December 19, 2018

Tuberculosis (TB) is the leading cause of death in AIDS patients. Unfortunately, no one knows exactly why the disease is such a significant threat in people with immune systems compromised by the HIV virus.

But researchers at the University of Pittsburgh and the University of Wisconsin–Madison recently reported in Infection and Immunity that a new nonhuman primate model using Mauritian cynomolgus macaques may help bring scientists closer to understanding the AIDS-TB link. The immune systems of these animals are similar to humans, and they are susceptible to both SIV (the nonhuman primate version of HIV) and Mycobacterium tuberculosis (which causes TB).

The paper’s authors included Shelby O’Connor, associate professor of pathology and laboratory medicine at UW–Madison and the Wisconsin National Primate Research Center (WiNPRC), and researchers from the University of Pittsburgh and WiNPRC.
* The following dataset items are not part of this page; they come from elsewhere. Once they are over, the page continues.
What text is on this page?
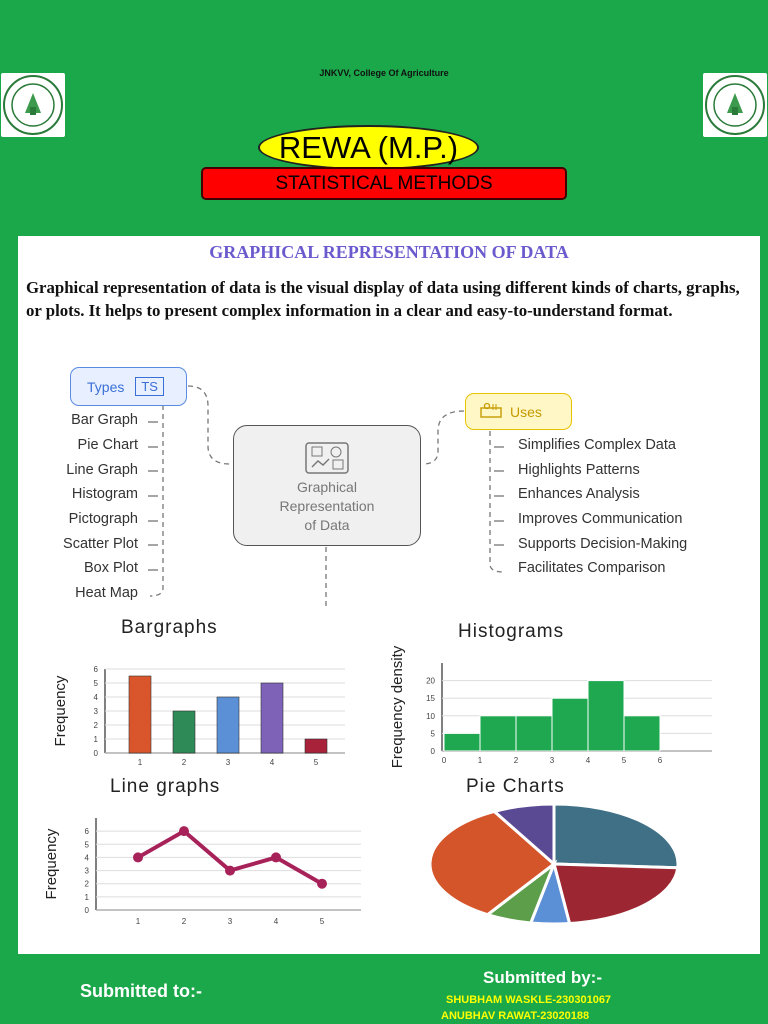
JNKVV, College Of Agriculture
REWA (M.P.)
STATISTICAL METHODS
GRAPHICAL REPRESENTATION OF DATA
Graphical representation of data is the visual display of data using different kinds of charts, graphs, or plots. It helps to present complex information in a clear and easy-to-understand format.
Types	TS
Uses
Graphical
Representation
of Data
Bar Graph
Pie Chart
Line Graph
Histogram
Pictograph
Scatter Plot
Box Plot
Heat Map
Simplifies Complex Data
Highlights Patterns
Enhances Analysis
Improves Communication
Supports Decision-Making
Facilitates Comparison
Bargraphs	Histograms
Line graphs	Pie Charts
Frequency
0
1
2
3
4
5
6
1	2	3	4	5	Frequency density	0
5
10
15
20
0	1	2	3	4	5	6
Frequency
0
1
2
3
4
5
6
1	2	3	4	5
Submitted to:-
Submitted by:-
SHUBHAM WASKLE-230301067
ANUBHAV RAWAT-23020188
The researchers used 15 macaques in the study. Of the eight monkeys infected with only M. tuberculosis, four animals survived more than 19 weeks following infection. In stark contrast, the researchers found that that all seven animals previously infected with SIV exhibited rapidly progressive TB following co-infection with M. tuberculosis and all had to be humanely euthanized after 13 weeks.  

“Our study demonstrated that pre-existing SIV dramatically diminishes the ability to control M. tuberculosis co-infection from the start,” said Mark Rodgers, senior research specialist at the University of Pittsburgh and the study’s lead author.

Senior author Charles Scanga, research associate professor of microbiology and molecular genetics at the University of Pittsburgh, added that this finding has much larger implications for research into the AIDS-TB link.

“For the first time, we have a well-characterized nonhuman primate model that will facilitate research into vaccines or therapeutics to battle TB in people living with HIV,” he said.